Die Zahlen in der Graf Recke Stiftung stellen sich nach den ersten Reihentests wie folgt dar: Insgesamt 27 Infektionen wurden bestätigt, acht der positiv getesteten Personen sind genesen, 18 noch infiziert. Eine Bewohnerin ist mit dem Coronavirus gestorben. Nach Auskunft des behandelnden Arztes war das Coronavirus nicht ursächlich, die Verstorbene befand sich bereits seit Längerem in der Palliativversorgung. „Wenn wir nicht anlasslos getestet hätten, wäre dieser Todesfall nicht in Verbindung mit dem Virus gebracht worden“, betont Pandemiekoordinator Leczycki.

Die Ende Mai mit dem Gesundheitsamt begonnenen Reihentests werden zusammen mit einem niedergelassenen Diagnostiklabor in den nächsten Wochen fortgeführt, ebenso werden sie in weiteren Senioreneinrichtungen und Wohnhäusern des Heilpädagogischen Verbunds aufgenommen. Durch die Kooperation mit dem Labor sind 1.000 Tests pro Tag möglich. „Die Ergebnisse liegen uns umgehend vor und wir können just in time reagieren“, erklärt Pandemiekoordinator Marek Leczycki. So habe man zuletzt in der Tagespflege eine positiv getestete Person sofort aus dem Alltagsgeschehen herausnehmen können und damit die anderen schützen können. „Das Konzept hat hier gut gegriffen“, sagt Leczycki, der vermutet, dass bei den weiteren Tests ähnlichen Ergebnisse wie ihn Unterrath zustande kommen: „Der erste Schritt ist immer der schwerste, weil wir da auf Zahlen kommen, die erschrecken können.

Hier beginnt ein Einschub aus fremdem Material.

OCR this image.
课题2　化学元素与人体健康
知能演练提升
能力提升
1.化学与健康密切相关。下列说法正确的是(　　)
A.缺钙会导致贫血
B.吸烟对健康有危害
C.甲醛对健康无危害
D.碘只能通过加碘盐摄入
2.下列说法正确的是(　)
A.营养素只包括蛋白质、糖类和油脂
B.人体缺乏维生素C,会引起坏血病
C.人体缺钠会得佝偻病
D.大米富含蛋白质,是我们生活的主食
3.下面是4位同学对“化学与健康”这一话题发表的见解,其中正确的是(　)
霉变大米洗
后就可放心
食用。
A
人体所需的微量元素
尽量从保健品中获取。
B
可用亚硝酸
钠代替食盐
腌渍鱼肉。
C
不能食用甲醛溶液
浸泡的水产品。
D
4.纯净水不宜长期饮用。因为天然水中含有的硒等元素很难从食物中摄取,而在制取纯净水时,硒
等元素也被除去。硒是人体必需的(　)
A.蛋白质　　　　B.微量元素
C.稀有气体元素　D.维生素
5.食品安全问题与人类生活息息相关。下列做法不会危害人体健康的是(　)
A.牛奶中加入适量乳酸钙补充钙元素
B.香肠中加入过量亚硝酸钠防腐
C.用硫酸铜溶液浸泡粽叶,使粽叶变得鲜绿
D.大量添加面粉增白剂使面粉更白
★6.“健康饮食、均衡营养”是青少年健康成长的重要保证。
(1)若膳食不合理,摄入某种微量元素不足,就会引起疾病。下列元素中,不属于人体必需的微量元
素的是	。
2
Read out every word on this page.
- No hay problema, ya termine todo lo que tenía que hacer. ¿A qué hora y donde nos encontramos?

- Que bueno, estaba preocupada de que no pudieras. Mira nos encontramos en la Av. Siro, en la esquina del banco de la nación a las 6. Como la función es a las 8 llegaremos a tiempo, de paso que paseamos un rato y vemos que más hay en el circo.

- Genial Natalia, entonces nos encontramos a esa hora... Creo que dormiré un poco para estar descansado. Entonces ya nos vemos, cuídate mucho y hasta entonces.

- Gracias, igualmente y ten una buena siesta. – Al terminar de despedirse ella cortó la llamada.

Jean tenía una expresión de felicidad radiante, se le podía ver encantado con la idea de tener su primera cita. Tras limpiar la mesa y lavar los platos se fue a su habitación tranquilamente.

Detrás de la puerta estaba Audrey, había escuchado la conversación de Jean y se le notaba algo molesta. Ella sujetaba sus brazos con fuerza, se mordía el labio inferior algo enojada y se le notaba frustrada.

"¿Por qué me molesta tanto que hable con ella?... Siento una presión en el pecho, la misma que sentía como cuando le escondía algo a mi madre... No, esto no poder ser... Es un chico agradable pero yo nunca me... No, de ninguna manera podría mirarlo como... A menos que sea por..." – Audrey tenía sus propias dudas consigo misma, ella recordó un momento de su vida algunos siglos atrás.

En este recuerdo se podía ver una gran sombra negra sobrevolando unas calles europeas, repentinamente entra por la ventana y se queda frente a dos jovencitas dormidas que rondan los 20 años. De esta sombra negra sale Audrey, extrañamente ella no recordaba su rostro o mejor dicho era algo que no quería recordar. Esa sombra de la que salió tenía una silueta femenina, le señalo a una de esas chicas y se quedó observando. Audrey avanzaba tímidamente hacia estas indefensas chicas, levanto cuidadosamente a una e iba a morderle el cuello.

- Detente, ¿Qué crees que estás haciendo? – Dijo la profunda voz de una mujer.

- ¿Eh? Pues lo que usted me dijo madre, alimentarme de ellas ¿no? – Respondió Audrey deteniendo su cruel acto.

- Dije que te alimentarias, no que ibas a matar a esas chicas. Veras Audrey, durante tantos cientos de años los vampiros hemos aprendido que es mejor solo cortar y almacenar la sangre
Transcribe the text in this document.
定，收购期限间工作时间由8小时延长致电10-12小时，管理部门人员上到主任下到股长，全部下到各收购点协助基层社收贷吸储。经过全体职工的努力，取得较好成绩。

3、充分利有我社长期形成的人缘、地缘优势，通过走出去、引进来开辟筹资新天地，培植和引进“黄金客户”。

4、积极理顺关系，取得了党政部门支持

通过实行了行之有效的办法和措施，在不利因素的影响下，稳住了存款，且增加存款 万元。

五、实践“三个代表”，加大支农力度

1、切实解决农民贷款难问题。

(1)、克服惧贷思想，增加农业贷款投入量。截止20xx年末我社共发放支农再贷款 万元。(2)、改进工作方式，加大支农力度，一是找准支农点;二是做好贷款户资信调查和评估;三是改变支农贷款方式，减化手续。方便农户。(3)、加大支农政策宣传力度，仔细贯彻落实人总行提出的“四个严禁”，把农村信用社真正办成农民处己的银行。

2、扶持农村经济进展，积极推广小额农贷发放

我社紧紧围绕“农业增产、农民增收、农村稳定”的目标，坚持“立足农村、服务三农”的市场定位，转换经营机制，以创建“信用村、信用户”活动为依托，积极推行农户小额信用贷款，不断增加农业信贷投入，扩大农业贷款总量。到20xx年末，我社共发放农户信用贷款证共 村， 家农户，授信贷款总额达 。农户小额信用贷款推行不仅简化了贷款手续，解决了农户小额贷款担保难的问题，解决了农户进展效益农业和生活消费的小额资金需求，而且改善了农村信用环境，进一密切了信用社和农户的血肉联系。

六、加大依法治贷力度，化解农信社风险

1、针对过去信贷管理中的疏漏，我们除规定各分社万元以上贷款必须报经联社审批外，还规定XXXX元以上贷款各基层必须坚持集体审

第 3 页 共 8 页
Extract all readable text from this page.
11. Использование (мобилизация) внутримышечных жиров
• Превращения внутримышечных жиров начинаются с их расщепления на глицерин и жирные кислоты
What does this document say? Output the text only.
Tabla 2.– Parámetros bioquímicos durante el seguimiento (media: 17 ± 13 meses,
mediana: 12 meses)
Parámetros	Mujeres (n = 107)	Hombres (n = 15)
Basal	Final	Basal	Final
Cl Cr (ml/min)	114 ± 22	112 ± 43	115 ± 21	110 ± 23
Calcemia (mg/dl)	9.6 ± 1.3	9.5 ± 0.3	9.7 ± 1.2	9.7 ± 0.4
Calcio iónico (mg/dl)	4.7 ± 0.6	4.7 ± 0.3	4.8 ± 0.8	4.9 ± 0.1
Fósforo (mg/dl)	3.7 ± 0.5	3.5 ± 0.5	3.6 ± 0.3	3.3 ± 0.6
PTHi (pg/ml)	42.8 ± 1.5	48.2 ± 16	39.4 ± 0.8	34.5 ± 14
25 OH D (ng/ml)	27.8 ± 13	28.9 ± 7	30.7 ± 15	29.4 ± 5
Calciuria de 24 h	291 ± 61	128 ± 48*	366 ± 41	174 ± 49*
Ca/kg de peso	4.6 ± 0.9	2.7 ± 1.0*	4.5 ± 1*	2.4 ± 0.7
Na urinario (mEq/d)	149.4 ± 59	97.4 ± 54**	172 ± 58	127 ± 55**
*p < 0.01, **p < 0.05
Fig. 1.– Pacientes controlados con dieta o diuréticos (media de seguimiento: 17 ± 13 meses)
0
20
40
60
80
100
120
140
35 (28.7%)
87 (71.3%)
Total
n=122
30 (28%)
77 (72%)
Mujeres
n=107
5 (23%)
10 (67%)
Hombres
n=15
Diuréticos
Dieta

Aber in dem Moment, in dem wir die infizierten Personen kennen, können wir unsere Maßnahmen noch viel gezielter anwenden und wir können das Infektionsgeschehen wirklich steuern.“

Das Seniorenzentrum Zum Königshof nimmt am heutigen Donnerstag die Quarantänestation in Betrieb, in der die positiv getesteten Bewohner aus allen Unterrather Einrichtungen zunächst verbleiben. Nachdem zuletzt 30 Prozent des Personals im Seniorenzentrum in Quarantäne geschickt worden war – sowohl die infizierten Personen als auch deren Kontaktpersonen –, können bereits heute zwölf Mitarbeitende an ihren Arbeitsplatz zurückkehren. Um in Quarantäne geschickte Mitarbeitenden für die Dauer ihres Ausfalls zu ersetzen, werden Kräfte einer Zeitarbeitsfirma sowie auch Mitarbeitende aus anderen Bereichen der Graf Recke Stiftung eingesetzt.Zum Schutze aller Beteiligten sind Angehörigenbesuche in den Unterrather Einrichtungen zurzeit noch nicht wieder möglich. „Wir arbeiten mit Hochdruck daran, bald wieder Fensterbesuche möglich zu machen, müssen dafür aber auch personell wieder ausreichend aufgestellt sein“, sagt Pandemiekoordinator Leczycki.